This is the final instalment in a fantasy trilogy by one of my favourite authors. It tied up all the loose ends nicely and I was impressed by the complexity of Moriarty's world building and the ideas she expressed in this trilogy. In A Tangle of Gold there was less entwining of science and magic, but history played a much bigger role. I was a little disappointed with this book when comparing it to the earlier two, as I found certain aspects predictable (e.g. the "twist" regarding Madeleine) or unbelievable (e.g. Ko's actions and speech at the end). But I would recommend it anyway, and I still finished reading with that dual satisfaction and sadness that there was no more.

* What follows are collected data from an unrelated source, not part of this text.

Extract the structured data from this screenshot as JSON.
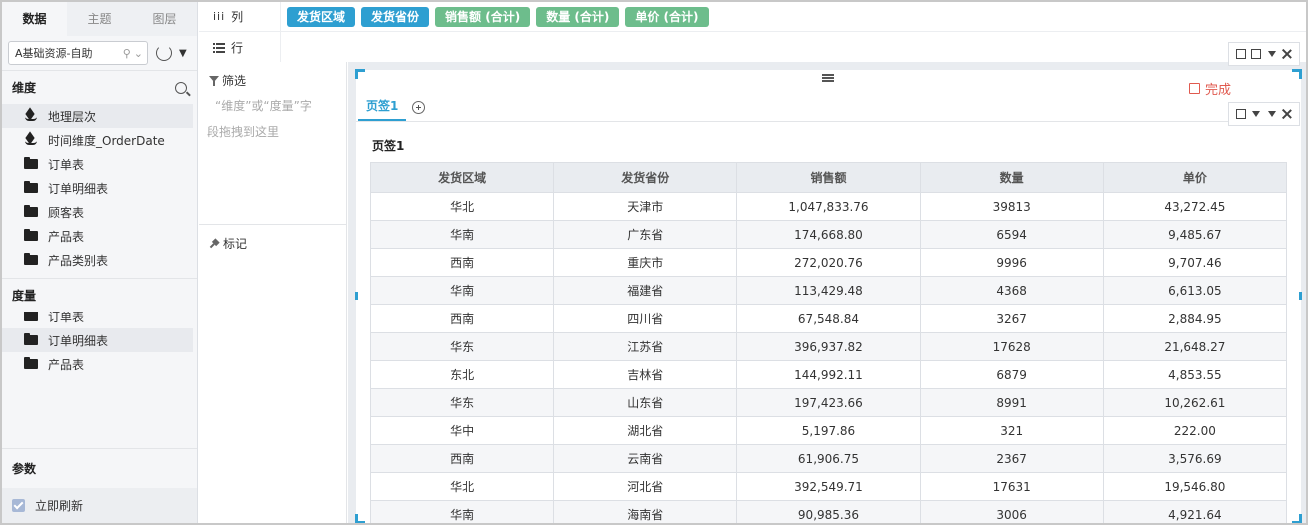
{
  "left_panel": {
    "tabs": [
      {
        "label": "数据",
        "active": true
      },
      {
        "label": "主题",
        "active": false
      },
      {
        "label": "图层",
        "active": false
      }
    ],
    "datasource": {
      "value": "A基础资源-自助"
    },
    "dimension": {
      "title": "维度",
      "items": [
        {
          "label": "地理层次",
          "icon": "layers-icon",
          "selected": true
        },
        {
          "label": "时间维度_OrderDate",
          "icon": "layers-icon",
          "selected": false
        },
        {
          "label": "订单表",
          "icon": "folder-icon",
          "selected": false
        },
        {
          "label": "订单明细表",
          "icon": "folder-icon",
          "selected": false
        },
        {
          "label": "顾客表",
          "icon": "folder-icon",
          "selected": false
        },
        {
          "label": "产品表",
          "icon": "folder-icon",
          "selected": false
        },
        {
          "label": "产品类别表",
          "icon": "folder-icon",
          "selected": false
        }
      ]
    },
    "measure": {
      "title": "度量",
      "items": [
        {
          "label": "订单表",
          "selected": false
        },
        {
          "label": "订单明细表",
          "selected": true
        },
        {
          "label": "产品表",
          "selected": false
        }
      ]
    },
    "params": {
      "title": "参数"
    },
    "instant_refresh": {
      "label": "立即刷新",
      "checked": true
    }
  },
  "shelves": {
    "column": {
      "label": "列",
      "pills": [
        {
          "label": "发货区域",
          "kind": "dimension"
        },
        {
          "label": "发货省份",
          "kind": "dimension"
        },
        {
          "label": "销售额 (合计)",
          "kind": "measure"
        },
        {
          "label": "数量 (合计)",
          "kind": "measure"
        },
        {
          "label": "单价 (合计)",
          "kind": "measure"
        }
      ]
    },
    "row": {
      "label": "行"
    }
  },
  "middle_panel": {
    "filter": {
      "title": "筛选",
      "hint_line1": "“维度”或“度量”字",
      "hint_line2": "段拖拽到这里"
    },
    "marks": {
      "title": "标记"
    }
  },
  "canvas": {
    "done_label": "完成",
    "tab": {
      "label": "页签1"
    },
    "table": {
      "title": "页签1",
      "columns": [
        "发货区域",
        "发货省份",
        "销售额",
        "数量",
        "单价"
      ],
      "rows": [
        [
          "华北",
          "天津市",
          "1,047,833.76",
          "39813",
          "43,272.45"
        ],
        [
          "华南",
          "广东省",
          "174,668.80",
          "6594",
          "9,485.67"
        ],
        [
          "西南",
          "重庆市",
          "272,020.76",
          "9996",
          "9,707.46"
        ],
        [
          "华南",
          "福建省",
          "113,429.48",
          "4368",
          "6,613.05"
        ],
        [
          "西南",
          "四川省",
          "67,548.84",
          "3267",
          "2,884.95"
        ],
        [
          "华东",
          "江苏省",
          "396,937.82",
          "17628",
          "21,648.27"
        ],
        [
          "东北",
          "吉林省",
          "144,992.11",
          "6879",
          "4,853.55"
        ],
        [
          "华东",
          "山东省",
          "197,423.66",
          "8991",
          "10,262.61"
        ],
        [
          "华中",
          "湖北省",
          "5,197.86",
          "321",
          "222.00"
        ],
        [
          "西南",
          "云南省",
          "61,906.75",
          "2367",
          "3,576.69"
        ],
        [
          "华北",
          "河北省",
          "392,549.71",
          "17631",
          "19,546.80"
        ],
        [
          "华南",
          "海南省",
          "90,985.36",
          "3006",
          "4,921.64"
        ]
      ]
    }
  },
  "colors": {
    "accent": "#2e9fd1",
    "measure_pill": "#6dbd8c",
    "done": "#e05a4f"
  }
}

This is a book with a disabled protagonist whose story is not about disability, but about love, loss, friendship and forgiveness. However, her disability (blindness) is also impossible to ignore as it affects everything from running on the school track team to how she knows a friend has texted. This balance gives Lindstrom room to raise social issues (such as racial discrimination, or disability in sport) without coming across as a PSA. I loved the realism and emotion in this book and the strength of the character voice. Highly recommended.
It was easy to know I'd enjoy this because I find the blog amusing. Much of the book content comes directly from there, with only a few new pieces. A quick, fun read. Brosh takes the everyday and makes it entertaining by wearing her quirks with pride. This is nothing a school or uni would study on literary merit, but great for something light and relatable.